Thu Dec 27 17:22:56 UTC 2018

On Tue, Dec 18, 2018 at 12:18:06AM +0000, Ted Elhourani wrote:
> The Python IDL implementation supports ovsdb cluster connections.
> This patch is a follow up to commit 31e434fc98, it adds the option of
> connecting to the leader in the Raft-based cluster. It mimics the
> exisiting C IDL support for clusters introduced in commit 1b1d2e6daa.
> 
> The server schema is first requested, then a monitor of the Database table
> in the _Server Database. __check_server_db is called to verify the
> eligibility of the server. Unlike the C IDL, if an attempt to obtain a
> monitor of the Server database fails this implementation does not proceed
> to monitor and transact with the database. The reason is connections to
> standalone databases should not be permitted when the intention is to
> connect to a valid cluster node. The change_seqno is not incremented in the
> case of Database table updates.
> 
> The run method of Session (jsonrpc) is modified such that the session is
> closed when a stream connection fails, if more than one remote exists.
> Otherwise the session will re-attempt to establish a stream to the same
> cluster node. Method pick_remote must be called before opening a stream
> in __connect (in Session), otherwise a force_reconnect causes the Session
> to re-attempt a connection to the same server. pick_remote is no longer
> necessary in method run of Session.
> 
> Signed-off-by: Ted Elhourani <ted.elhourani at nutanix.com>

I'm pretty sure that this breaks backward compatibility with any
ovsdb-server not new enough to support the _Server table.  The commit
message above conflates that with whether the database is clustered.  I
think your intention is to reject non-clustered databases, but it
doesn't do that; instead, it rejects database servers too old to have a
_Server table and accepts standalone databases served up by new-enough
servers.  It's one thing to avoid connecting to standalone databases
when a cluster is expected, but this goes beyond that to drop support
for all older database servers.  I don't think that's reasonable behavior.
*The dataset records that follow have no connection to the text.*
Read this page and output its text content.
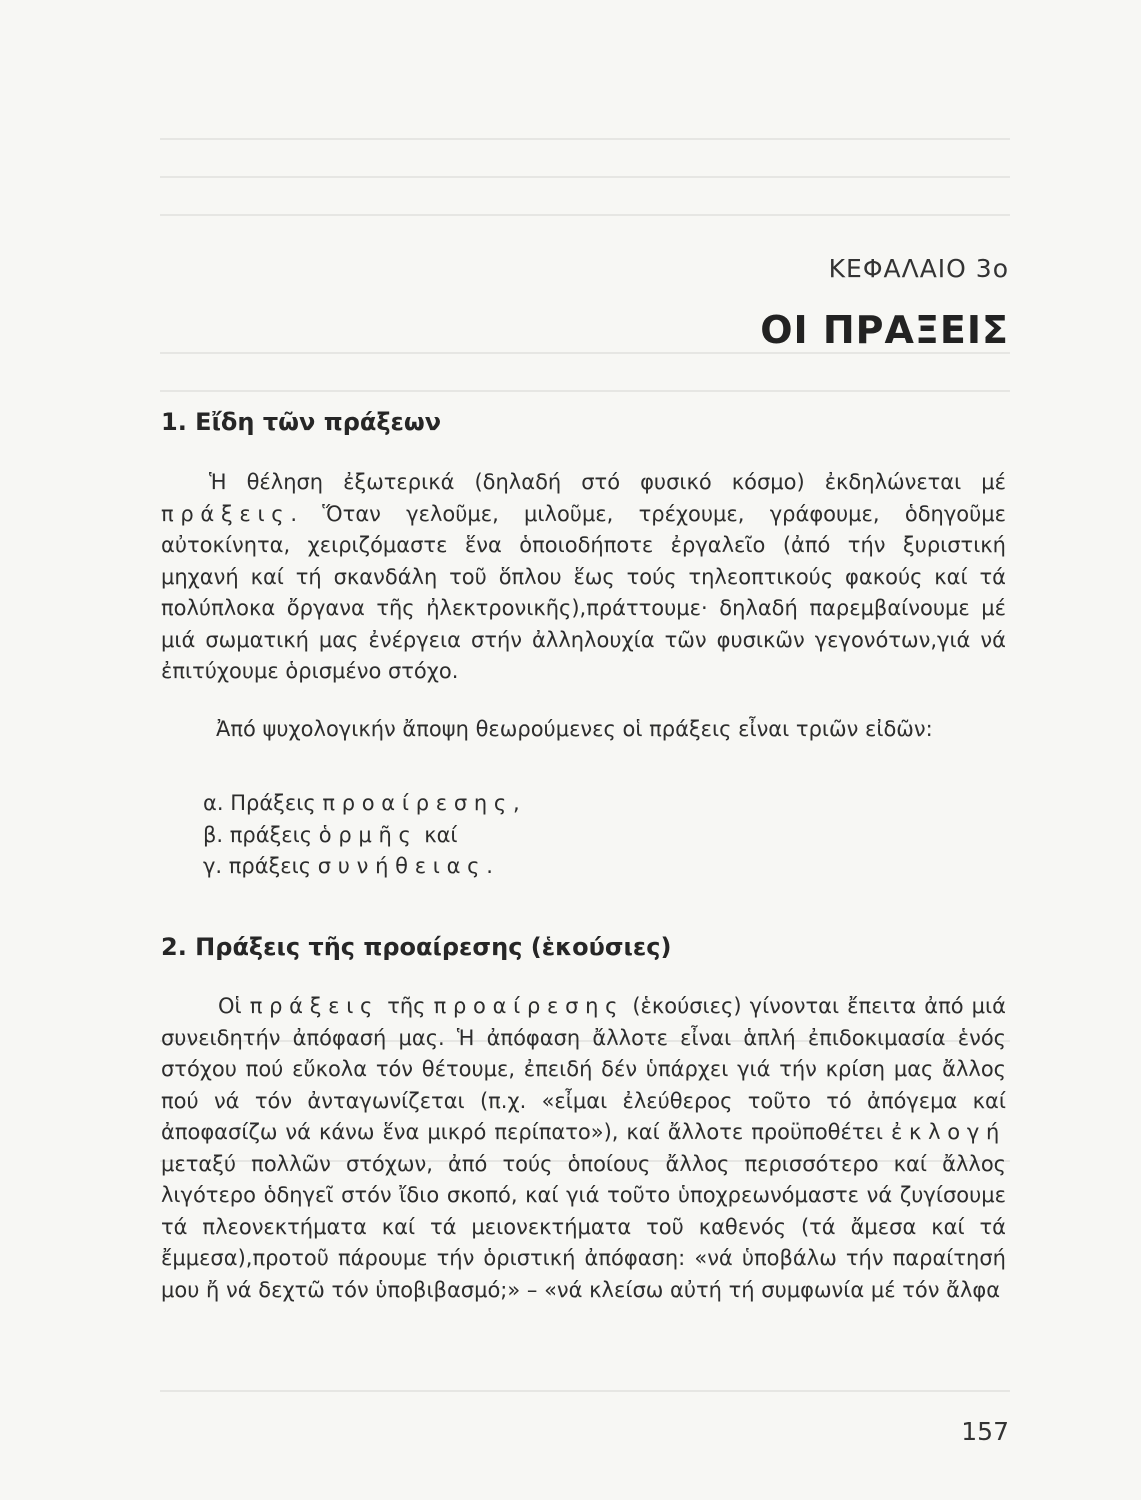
ΚΕΦΑΛΑΙΟ 3ο
ΟΙ ΠΡΑΞΕΙΣ
1. Εἴδη τῶν πράξεων

Ἡ θέληση ἐξωτερικά (δηλαδή στό φυσικό κόσμο) ἐκδηλώνεται μέ πράξεις. Ὅταν γελοῦμε, μιλοῦμε, τρέχουμε, γράφουμε, ὁδηγοῦμε αὐτοκίνητα, χειριζόμαστε ἕνα ὁποιοδήποτε ἐργαλεῖο (ἀπό τήν ξυριστική μηχανή καί τή σκανδάλη τοῦ ὅπλου ἕως τούς τηλεοπτικούς φακούς καί τά πολύπλοκα ὄργανα τῆς ἠλεκτρονικῆς),πράττουμε· δηλαδή παρεμβαίνουμε μέ μιά σωματική μας ἐνέργεια στήν ἀλληλουχία τῶν φυσικῶν γεγονότων,γιά νά ἐπιτύχουμε ὁρισμένο στόχο.

Ἀπό ψυχολογικήν ἄποψη θεωρούμενες οἱ πράξεις εἶναι τριῶν εἰδῶν:

α. Πράξεις προαίρεσης,
β. πράξεις ὁρμῆς καί
γ. πράξεις συνήθειας.
2. Πράξεις τῆς προαίρεσης (ἑκούσιες)

Οἱ πράξεις τῆς προαίρεσης (ἑκούσιες) γίνονται ἔπειτα ἀπό μιά συνειδητήν ἀπόφασή μας. Ἡ ἀπόφαση ἄλλοτε εἶναι ἁπλή ἐπιδοκιμασία ἑνός στόχου πού εὔκολα τόν θέτουμε, ἐπειδή δέν ὑπάρχει γιά τήν κρίση μας ἄλλος πού νά τόν ἀνταγωνίζεται (π.χ. «εἶμαι ἐλεύθερος τοῦτο τό ἀπόγεμα καί ἀποφασίζω νά κάνω ἕνα μικρό περίπατο»), καί ἄλλοτε προϋποθέτει ἐκλογή μεταξύ πολλῶν στόχων, ἀπό τούς ὁποίους ἄλλος περισσότερο καί ἄλλος λιγότερο ὁδηγεῖ στόν ἴδιο σκοπό, καί γιά τοῦτο ὑποχρεωνόμαστε νά ζυγίσουμε τά πλεονεκτήματα καί τά μειονεκτήματα τοῦ καθενός (τά ἄμεσα καί τά ἔμμεσα),προτοῦ πάρουμε τήν ὁριστική ἀπόφαση: «νά ὑποβάλω τήν παραίτησή μου ἤ νά δεχτῶ τόν ὑποβιβασμό;» – «νά κλείσω αὐτή τή συμφωνία μέ τόν ἄλφα

157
I noticed that the following looks wrong.  EAGAIN indicates that the
connection is not complete yet.  It should not be treated as a
connection failure (unless a timeout has occurred) even if there is more
than one remote:

> @@ -516,9 +516,9 @@ class Session(object):
>                  self.reconnect.connected(ovs.timeval.msec())
>                  self.rpc = Connection(self.stream)
>                  self.stream = None
> -            elif error != errno.EAGAIN:
> +            elif (error != errno.EAGAIN or
> +                  self.get_num_of_remotes() > 1):
>                  self.reconnect.connect_failed(ovs.timeval.msec(), error)
> -                self.pick_remote()
>                  self.stream.close()
>                  self.stream = None

Thanks,

Ben.